Thus, the measurement errors of the pitch values are calculated as the difference between the

average of measured pitches (Equation 2) and the calculated pitches (Equation 3). As shown in the Table 4, Values [1] measured at point A were: for the phone aiming at point B:(-100.3) and aiming at point C:(-110.6). Using Equation 2, measured pitches were about 10.3 for B and 20.6 for C. Using Equation 3, calculated pitches were about 10.71086981 for A, and 19.44250491 for B. Therefore, the pitch measurement error was 0.41086981 degree for point B and 1.15749509 degree for point C (Table 4).

3.2 The Proposed Algorithm

This paper proposes a new method of recognizing objects in photos taken by a smart phone camera.

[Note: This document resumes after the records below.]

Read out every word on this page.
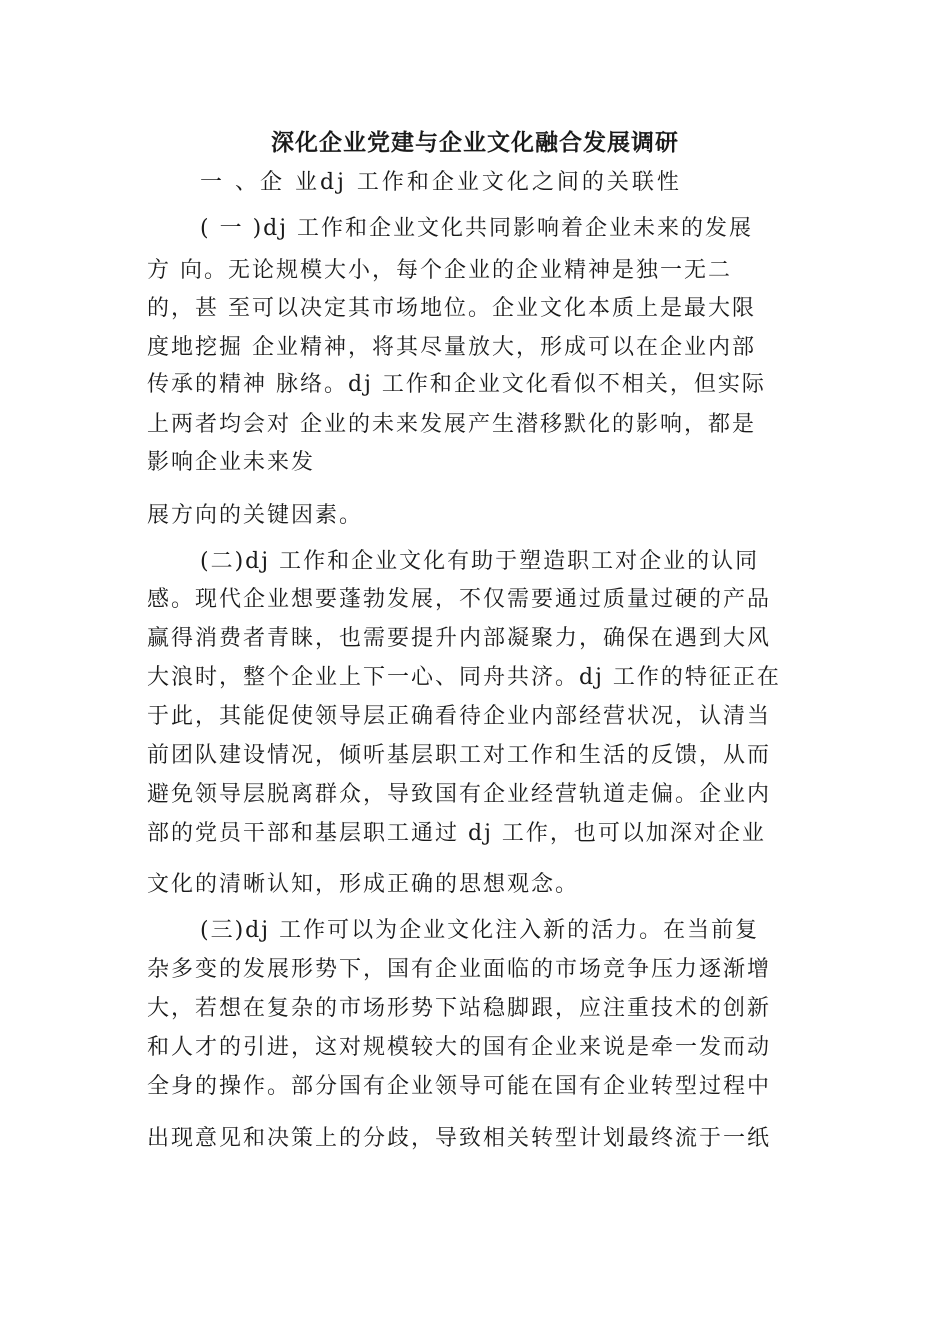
深化企业党建与企业文化融合发展调研
一 、企 业dj 工作和企业文化之间的关联性
( 一 )dj 工作和企业文化共同影响着企业未来的发展
方 向。无论规模大小，每个企业的企业精神是独一无二
的，甚 至可以决定其市场地位。企业文化本质上是最大限
度地挖掘 企业精神，将其尽量放大，形成可以在企业内部
传承的精神 脉络。dj 工作和企业文化看似不相关，但实际
上两者均会对 企业的未来发展产生潜移默化的影响，都是
影响企业未来发
展方向的关键因素。
(二)dj 工作和企业文化有助于塑造职工对企业的认同
感。现代企业想要蓬勃发展，不仅需要通过质量过硬的产品
赢得消费者青睐，也需要提升内部凝聚力，确保在遇到大风
大浪时，整个企业上下一心、同舟共济。dj 工作的特征正在
于此，其能促使领导层正确看待企业内部经营状况，认清当
前团队建设情况，倾听基层职工对工作和生活的反馈，从而
避免领导层脱离群众，导致国有企业经营轨道走偏。企业内
部的党员干部和基层职工通过 dj 工作，也可以加深对企业
文化的清晰认知，形成正确的思想观念。
(三)dj 工作可以为企业文化注入新的活力。在当前复
杂多变的发展形势下，国有企业面临的市场竞争压力逐渐增
大，若想在复杂的市场形势下站稳脚跟，应注重技术的创新
和人才的引进，这对规模较大的国有企业来说是牵一发而动
全身的操作。部分国有企业领导可能在国有企业转型过程中
出现意见和决策上的分歧，导致相关转型计划最终流于一纸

This is new because it uses electronic maps for the first time. Thus far, the accessories attached to a mobile phone have not been accurate enough to locate the phone on a map, to determine the camera orientation and to measure the focus distance of the camera. Therefore, all the existing picture recognition systems rely on image processing techniques. Many of them do make use of GPS and compass data to narrow down the scope of the images in a database to be compared with the phone photo. However, they all rely on image processing techniques at the final stage of photo recognition, which is time consuming, and therefore slow. Today’s smart phones’ sensors are highly accurate. The measurement error of a GPS (compass) on a recently released smart phone is about 10 meters (less than 15 degrees). Thus, by taking advantage of the highly accurate sensors of current smart phones, we propose a new method for object recognition, that completely avoids time-consuming image processing and instead it employs electronic maps. Since we used an Android phone to design and test this method, the below explanations of the steps in the proposed method do incorporate specifics related to this types of phones.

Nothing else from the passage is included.